With regards to the top end of the football pyramid, Marcus Bent spoke particularly emotionally on his struggles to come to terms with retirement from professional football. Bent is well known by fans of the Premier League, featuring for eight different clubs in England’s top league. An athletic striker, Bent was unprepared for all the time he suddenly had on his hands when his spell with Indonesian club Mitra Kukar came to an end. Lacking purpose and feeling a void inside of him, Bent fell into an addiction to cocaine and hit rock bottom when he was arrested outside of his Surrey home. Much like myself, Bent did not have much of an understanding of mental health at this point, but help from Sporting Chance, a residential clinic specifically for professional sportsmen, helped him to turn his life around, as did the therapeutic experience of working in a charity shop nearby. The main thing Bent emphasised in our conversation was how keen he was to use his own experiences as a warning to other footballers, preventing them from falling into the same trap he did.

The chapter that resonates most with me is one that looks at how supporting a football team can impact upon your mental health. I’ve been a diehard supporter of Sutton United since I was just eleven years old and have always found the routine of going down to Gander Green Lane every other week something of a lifeline. I spoke to Alan Pringle, an assistant professor at the University of Nottingham, who has conducted extensive research into the topic. This interview was an intriguing experience, as if Pringle was able to read my mind and see all of my highs and lows on the terraces over the last 13 years. It can be hard to give an eloquent answer when asked why we are such big football fans, but Pringle would have no issue with this question at all.

All of these stories have one thing in common — they revolve around talking about mental health within a sport that is stereotypically macho and unforgiving.
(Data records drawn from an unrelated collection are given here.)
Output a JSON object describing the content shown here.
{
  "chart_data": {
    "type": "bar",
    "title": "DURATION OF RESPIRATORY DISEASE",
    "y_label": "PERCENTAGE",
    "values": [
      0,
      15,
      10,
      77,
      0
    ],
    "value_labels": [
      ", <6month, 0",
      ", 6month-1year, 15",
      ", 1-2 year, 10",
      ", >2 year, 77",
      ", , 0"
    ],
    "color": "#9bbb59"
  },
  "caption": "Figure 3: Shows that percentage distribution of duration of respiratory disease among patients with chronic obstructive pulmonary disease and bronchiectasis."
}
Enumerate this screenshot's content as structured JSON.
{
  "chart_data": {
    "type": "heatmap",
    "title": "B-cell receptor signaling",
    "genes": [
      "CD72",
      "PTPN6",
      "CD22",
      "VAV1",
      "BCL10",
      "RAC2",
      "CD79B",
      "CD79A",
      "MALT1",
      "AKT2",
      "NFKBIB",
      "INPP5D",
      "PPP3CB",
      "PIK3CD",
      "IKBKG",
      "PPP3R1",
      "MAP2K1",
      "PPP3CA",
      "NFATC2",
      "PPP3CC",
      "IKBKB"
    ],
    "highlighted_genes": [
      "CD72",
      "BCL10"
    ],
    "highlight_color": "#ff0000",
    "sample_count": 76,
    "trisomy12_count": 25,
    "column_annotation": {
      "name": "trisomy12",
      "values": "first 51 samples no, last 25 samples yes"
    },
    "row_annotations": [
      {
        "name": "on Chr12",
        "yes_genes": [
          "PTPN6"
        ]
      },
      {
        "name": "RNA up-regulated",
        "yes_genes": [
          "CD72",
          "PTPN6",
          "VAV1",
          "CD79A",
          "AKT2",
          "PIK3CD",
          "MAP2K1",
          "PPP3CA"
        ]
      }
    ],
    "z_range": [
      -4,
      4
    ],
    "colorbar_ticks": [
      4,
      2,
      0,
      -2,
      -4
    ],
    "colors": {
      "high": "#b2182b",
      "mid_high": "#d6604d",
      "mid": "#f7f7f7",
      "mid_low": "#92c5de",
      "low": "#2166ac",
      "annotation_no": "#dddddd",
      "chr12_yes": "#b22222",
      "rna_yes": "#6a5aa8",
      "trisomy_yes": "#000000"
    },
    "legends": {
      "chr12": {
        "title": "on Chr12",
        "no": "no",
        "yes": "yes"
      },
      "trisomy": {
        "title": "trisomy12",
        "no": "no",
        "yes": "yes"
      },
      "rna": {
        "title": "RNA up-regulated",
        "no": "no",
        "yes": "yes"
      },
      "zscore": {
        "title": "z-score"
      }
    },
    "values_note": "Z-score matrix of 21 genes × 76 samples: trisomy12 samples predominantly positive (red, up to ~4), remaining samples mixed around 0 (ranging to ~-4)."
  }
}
I hope the variety of different experiences encapsulated within Match Fit will help the reader acknowledge their mental health, be it good or bad. We all go through tough times at some stage of our lives, and even if we don’t have a diagnosed mental health condition, it’s important to talk and be kind to ourselves. If anyone reading Match Fit does feel they need help, then the book can hopefully act as a signpost and point them towards services that are there for them.

Essentially, this book is for the teenage me and for those struggling with their mental health who perhaps might not even know it. If it helps just one person, then the hundreds of hours I’ve put into the project over the last three years will all have been worth it.